Lung inflammation may make traumatic events harder to forget

Recent research highlights a troubling connection between severe airway inflammation and the cognitive processing of traumatic experiences in mice. Findings indicate that such inflammation can significantly impair the ability of these animals to learn when a perceived danger has subsided, suggesting a direct link between lung health and emotional regulation.

“Many individuals experience trauma, yet only approximately 5 to 10 percent of those affected develop post-traumatic stress disorder (PTSD),” remarks Renu Sah from the University of Cincinnati in Ohio. Previous investigations have indicated that inflammation, particularly in lung conditions like asthma, may exert influence over the development of PTSD. For example, military veterans diagnosed with PTSD show an eightfold increase in asthma prevalence.

To explore this relationship further, Sah and her research team examined eight mice exhibiting severe asthma-like symptoms. The scientists triggered allergic reactions and inflammation in the mice’s lungs using house dust mites, following which the animals were placed in a cage and subjected to mild electric shocks.

Over the subsequent six days, the researchers returned the mice to the cage daily for five-minute intervals, measuring the duration of time they froze in a fear-induced state. The results were telling; the afflicted mice froze for approximately 40 percent of the final session—twice the amount of time spent frozen by a control group of 11 healthy mice that experienced the same shocks without lung inflammation.

Notably, both groups displayed similar fears on the day following the shocks, highlighting an immediate response to danger. However, the inflammatory group’s extending fear response indicated a dysfunction in their brain’s ability to assess when the danger had passed. “In PTSD patients, this recognition process is impaired, resulting in prolonged fear memories,” Sah explains.

The researchers replicated this experiment using a different group of mice suffering from lung inflammation but administered a drug that inhibits the inflammatory molecule interleukin-17A. The results showed that these treated mice froze for significantly less time compared to untreated mice, indicating a successful modulation of the fear response.

Additional analysis revealed that immune cells in a specific brain region called the subfornical organ possess receptors for interleukin-17A. Unlike most brain areas protected by a blood-brain barrier, the subfornical organ provides a unique channel where the brain can detect and respond to bodily inflammatory responses. This connection enables the brain to regulate emotional responses in coordination with physical conditions.

By employing chemogenetics to inhibit this pathway in the severely inflamed mice, researchers observed reduced fear responses in situations involving previous trauma. “Essentially, severe inflammatory responses in the lungs can disrupt cognitive functions and a person’s ability to process traumatic events,” remarks Sah. Given parallels in the fear circuitry between humans and mice, these findings may have direct implications for human health as well.

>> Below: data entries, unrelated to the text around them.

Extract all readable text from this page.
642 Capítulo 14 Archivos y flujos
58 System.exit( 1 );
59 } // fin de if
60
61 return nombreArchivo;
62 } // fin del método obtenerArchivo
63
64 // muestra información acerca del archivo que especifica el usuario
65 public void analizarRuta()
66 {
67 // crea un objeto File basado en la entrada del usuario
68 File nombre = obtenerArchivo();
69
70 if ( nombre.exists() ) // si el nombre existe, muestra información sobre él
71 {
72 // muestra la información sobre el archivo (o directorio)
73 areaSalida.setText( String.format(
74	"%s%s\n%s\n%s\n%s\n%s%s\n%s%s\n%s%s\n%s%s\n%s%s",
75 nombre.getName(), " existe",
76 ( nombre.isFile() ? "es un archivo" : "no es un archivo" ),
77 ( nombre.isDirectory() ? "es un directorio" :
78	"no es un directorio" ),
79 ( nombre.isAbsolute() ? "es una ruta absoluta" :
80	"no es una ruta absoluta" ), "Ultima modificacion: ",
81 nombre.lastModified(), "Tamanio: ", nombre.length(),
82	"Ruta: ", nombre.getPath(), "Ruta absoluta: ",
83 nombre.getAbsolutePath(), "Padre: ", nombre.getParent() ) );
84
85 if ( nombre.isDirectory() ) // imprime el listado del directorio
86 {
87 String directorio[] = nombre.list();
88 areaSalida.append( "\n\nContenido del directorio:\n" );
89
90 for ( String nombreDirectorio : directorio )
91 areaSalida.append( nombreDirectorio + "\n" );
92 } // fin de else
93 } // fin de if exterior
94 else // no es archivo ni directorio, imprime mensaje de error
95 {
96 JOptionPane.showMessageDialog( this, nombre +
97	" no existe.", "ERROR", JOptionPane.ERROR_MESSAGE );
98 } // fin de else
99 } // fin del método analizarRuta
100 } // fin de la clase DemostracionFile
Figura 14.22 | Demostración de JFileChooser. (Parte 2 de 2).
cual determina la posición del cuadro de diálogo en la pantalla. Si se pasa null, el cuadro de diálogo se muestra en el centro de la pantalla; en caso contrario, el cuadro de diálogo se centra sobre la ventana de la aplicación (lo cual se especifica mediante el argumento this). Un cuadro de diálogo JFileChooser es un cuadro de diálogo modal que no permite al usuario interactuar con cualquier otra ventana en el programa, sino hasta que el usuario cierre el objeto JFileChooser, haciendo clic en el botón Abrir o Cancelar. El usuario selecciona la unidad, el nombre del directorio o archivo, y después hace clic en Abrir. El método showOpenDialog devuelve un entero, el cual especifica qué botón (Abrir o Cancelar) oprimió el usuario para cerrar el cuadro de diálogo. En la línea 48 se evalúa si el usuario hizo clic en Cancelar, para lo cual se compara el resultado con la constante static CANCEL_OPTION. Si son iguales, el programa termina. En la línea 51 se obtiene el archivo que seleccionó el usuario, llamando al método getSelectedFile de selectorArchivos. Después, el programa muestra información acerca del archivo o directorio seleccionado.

Furthermore, related studies have demonstrated that chronic psychological stress can suppress immune responses, leading Sah to theorize that heightened immune reactions from lung inflammation may diminish psychological functioning instead. “The body might redirect its resources to deal with respiratory threats at the expense of cognitive processing,” she proposes.

According to Douglas Vanderbilt from Children’s Hospital Los Angeles, these insights are pivotal for understanding the intricate connections linking our mental and physical health. They might illuminate why children with severe asthma demonstrate heightened PTSD symptoms. However, Vanderbilt cautions that the mechanisms at play are likely complex and multifaceted, and stress from asthma attacks could also contribute to PTSD risk.

As the study exclusively focused on male mice, Sah notes that variations between genders warrant further investigation. Understanding these distinctions may ultimately enhance our ability to identify individuals at greater risk for PTSD, such as children struggling with severe asthma. This could lead to novel therapeutic avenues aimed at alleviating inflammation as a means of treating PTSD.